Risk-Based Inspection: A Revolution in Inspection Planning

Before Risk-Based Inspection, oil and gas companies achieved asset integrity through a Time-Based Approach (TBA). A time-based approach is highly inefficient because it often results in a large amount of resources being spent disproportionally to the risk of each asset. This dated practice also does little to encourage the operator to understand units, systems and loops, or the interdependent effects of operating practices on the equipment. A TBA is thought of as looking at equipment from an “after the fact” perspective and is often referred to as driving a car forward by looking in the rearview mirror. Whereas, RBI considers past, current, and future operating practices and their effects on the integrity of the equipment.

In the early 2000s, RBI was created to focus this resource spend. RBI was a game-changer because it drove mechanical integrity programs to be managed by risk, not time. RBI prioritizes inspections by risk and ensures resources are spent on the most troublesome assets, in the right manner, at the right times. By using risk as a guide, facilities operate more proactively, efficiently, and effectively.

Risk-Based Inspection Limitations

When it comes to managing inspections, an RBI program is a great first step after a time-based program in the evolution of inspection program maturity. However, when it comes to further optimizing and improving system reliability performance, we need to look at the next evolution after RBI. Specific limitations currently include the following:

  • RBI does not calculate absolute risk; rather, it calculates relative risk, which is used to drive inspection priorities rather than provide an objective cost/benefit analysis. In addition, knock-on effects typically are not considered.
  • RBI models are typically very conservative due to core assumptions around generic failure frequencies, and debits are applied for lack of data or information, the calculation of probability for failure, and consequence of failure—particularly around health, safety, and environmental (HSE) risks. Additionally, over-conservatism often leads to dubious financial risk numbers where financial output is used. Once financial risk is used, most managers forget the results are based on relative instead of absolute risk (i.e., the dollar projections are relative).
  • RBI only calculates loss of containment risk (not functional failure) and helps drive inspection priorities accordingly.
  • RBI calculations occur on an asset-by-asset bases and do not relate to the overall performance of the system, unit, or facility.
  • RBI cannot be used to optimize an entire system, unit, or facility’s reliability strategy based on availability, cost, and resource constraints.
  • RBI does not help quantify the value of data collection or help with sensitivity analysis of required data for calculations beyond manual Iteration of values from the user.

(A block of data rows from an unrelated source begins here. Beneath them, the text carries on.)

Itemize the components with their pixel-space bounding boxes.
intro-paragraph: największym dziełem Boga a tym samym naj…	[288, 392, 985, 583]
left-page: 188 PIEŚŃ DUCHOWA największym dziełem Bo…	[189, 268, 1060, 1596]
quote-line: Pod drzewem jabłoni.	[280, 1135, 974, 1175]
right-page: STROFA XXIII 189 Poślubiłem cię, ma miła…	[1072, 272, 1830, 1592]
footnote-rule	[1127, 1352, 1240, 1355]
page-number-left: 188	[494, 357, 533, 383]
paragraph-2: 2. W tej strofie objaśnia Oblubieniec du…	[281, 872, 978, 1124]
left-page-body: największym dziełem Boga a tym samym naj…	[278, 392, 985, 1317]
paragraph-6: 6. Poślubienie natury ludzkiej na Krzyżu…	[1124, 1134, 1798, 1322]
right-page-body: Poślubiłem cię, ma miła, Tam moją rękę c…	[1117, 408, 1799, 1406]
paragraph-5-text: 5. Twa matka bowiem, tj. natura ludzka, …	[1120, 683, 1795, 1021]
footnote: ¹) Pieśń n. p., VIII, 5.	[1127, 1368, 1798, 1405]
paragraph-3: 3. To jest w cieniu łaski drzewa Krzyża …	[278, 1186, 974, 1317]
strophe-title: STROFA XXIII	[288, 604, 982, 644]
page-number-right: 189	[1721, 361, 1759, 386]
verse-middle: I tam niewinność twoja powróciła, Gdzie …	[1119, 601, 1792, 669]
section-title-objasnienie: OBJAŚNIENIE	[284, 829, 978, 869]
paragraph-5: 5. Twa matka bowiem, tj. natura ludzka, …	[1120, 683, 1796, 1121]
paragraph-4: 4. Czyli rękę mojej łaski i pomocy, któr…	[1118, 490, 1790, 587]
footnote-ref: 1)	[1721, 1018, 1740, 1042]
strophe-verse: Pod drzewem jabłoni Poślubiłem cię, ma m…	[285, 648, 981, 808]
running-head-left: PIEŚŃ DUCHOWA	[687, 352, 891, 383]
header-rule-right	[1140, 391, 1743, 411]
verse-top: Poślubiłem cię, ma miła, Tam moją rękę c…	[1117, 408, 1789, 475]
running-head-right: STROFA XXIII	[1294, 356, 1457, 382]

What Does the Future of Reliability Data Look Like?

RBI, among other reliability technologies, has helped the industry become not only more reliable and safer, but more cost effective in deploying resources. However, the industry is continuing to see major advancements in data acquisition, processing, warehousing, modeling, curation, and analytics. With these capabilities in hand, we now have the opportunity to take the next leap in reliability analysis, allowing us to further improve reliability while decreasing total maintenance and inspection spend.

This leap is made possible through Quantitative Reliability Optimization (QRO). QRO is an approach to reliability modeling which connects every relevant reliability data point at a complex facility to one integrated model, enabling near real-time effective decision making for complex systems. QRO allows users to do things such as:

  • Optimize, in near real-time, all maintenance spend based on short/mid/long-term reliability targets.
  • Understand the economic value of every inspection or maintenance activity performed.
  • Understand the economic value of every piece of data that is currently being gathered or could possibly be gathered in the future.
  • Near real-time scenario modeling, including the implications of moving a turnaround, changing feedstock pricing, or introducing various capital projects.
  • Drive effective economic decisions in the event of reliability based operating excursions.